Iron Maiden’s second album, Killers, went gold on both sides of the Atlantic, yet it remains one of their most unsung releases. Commercially, it was eclipsed by its illustrious successor, The Number Of The Beast, but it was more than a mere stepping stone to the gargantuan chart success Maiden have continued to enjoy throughout their career, up to and including the release of their 2021 album, Senjutsu. A creative development from the band’s spiky, self-titled debut album, Killers is one of the most pivotal releases in Maiden’s body of work.
Listen to Iron Maiden’s ‘Killers’ album here.
The backstory: “We’d never played to so many people in Britain before”
It’s to Steve Harris and co’s credit that Killers exudes the quality it does, as the circumstances surrounding the album’s recording could easily have consumed lesser bands.

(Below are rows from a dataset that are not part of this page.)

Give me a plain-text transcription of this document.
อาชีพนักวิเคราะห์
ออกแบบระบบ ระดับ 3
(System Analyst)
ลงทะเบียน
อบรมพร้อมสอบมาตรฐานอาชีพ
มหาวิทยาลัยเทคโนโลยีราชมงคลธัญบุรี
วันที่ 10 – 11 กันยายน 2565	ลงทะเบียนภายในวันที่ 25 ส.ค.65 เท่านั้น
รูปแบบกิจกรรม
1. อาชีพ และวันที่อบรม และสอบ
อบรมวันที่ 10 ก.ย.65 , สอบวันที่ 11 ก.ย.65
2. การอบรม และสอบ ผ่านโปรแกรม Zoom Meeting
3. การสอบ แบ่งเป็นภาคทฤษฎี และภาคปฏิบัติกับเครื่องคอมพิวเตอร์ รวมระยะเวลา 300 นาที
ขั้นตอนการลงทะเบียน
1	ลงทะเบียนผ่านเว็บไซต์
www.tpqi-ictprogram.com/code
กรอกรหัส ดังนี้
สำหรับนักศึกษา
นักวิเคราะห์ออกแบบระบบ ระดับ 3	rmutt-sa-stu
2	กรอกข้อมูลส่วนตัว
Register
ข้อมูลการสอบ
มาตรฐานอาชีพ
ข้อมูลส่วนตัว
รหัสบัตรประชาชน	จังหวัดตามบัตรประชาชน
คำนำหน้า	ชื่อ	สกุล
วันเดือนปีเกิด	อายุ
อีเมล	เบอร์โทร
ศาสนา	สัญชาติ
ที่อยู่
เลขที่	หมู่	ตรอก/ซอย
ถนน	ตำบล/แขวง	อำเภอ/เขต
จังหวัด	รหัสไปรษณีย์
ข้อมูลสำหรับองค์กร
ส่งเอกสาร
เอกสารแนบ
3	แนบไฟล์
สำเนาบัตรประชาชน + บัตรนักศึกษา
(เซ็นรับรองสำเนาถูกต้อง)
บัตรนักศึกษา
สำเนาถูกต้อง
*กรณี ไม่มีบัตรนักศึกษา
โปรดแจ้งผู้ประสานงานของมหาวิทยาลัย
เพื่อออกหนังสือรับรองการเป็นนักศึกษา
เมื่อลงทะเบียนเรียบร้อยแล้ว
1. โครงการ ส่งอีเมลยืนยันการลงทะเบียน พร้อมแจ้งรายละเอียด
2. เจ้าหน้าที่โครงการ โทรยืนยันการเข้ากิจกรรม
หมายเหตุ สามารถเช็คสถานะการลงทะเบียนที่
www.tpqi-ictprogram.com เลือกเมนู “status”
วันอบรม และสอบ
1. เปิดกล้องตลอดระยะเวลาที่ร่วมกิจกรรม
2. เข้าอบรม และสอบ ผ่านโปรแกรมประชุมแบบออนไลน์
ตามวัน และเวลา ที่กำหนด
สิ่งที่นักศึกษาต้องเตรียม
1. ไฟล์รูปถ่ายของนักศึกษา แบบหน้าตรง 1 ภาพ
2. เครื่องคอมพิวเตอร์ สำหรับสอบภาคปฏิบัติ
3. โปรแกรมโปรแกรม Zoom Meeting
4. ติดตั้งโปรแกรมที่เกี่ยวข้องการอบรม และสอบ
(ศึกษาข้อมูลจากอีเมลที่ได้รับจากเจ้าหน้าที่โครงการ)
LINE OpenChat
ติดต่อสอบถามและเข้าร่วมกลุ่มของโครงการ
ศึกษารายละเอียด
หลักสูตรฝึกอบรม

Despite flying in the face of changing musical trends such as the mod revival, new wave, and the fledgling New Romantic scene, Iron Maiden had broken into the UK Top 5 with their debut album, but that created pressure in itself, for the record’s success meant the band were hardly off the road during 1980. Prestigious support slots with Judas Priest and KISS presaged Maiden’s first major headlining tour, while an inaugural Reading Festival slot proved both triumphant and terrifying for the fast-rising London band.
“We’d never played to so many people in Britain before, and at one point [lighting engineer] Dave Lights turned the spotlights on the audience, and as far back as you could see, there were people,” Harris recalled in Mick Wall’s Maiden biography, Run To The Hills. “Playing in pubs you can see the whites of people’s eyes and that can be scary if you’re not used to it. But playing to 40,000 people… When they turned the lights on and you could see them all, that sent a shiver through me.”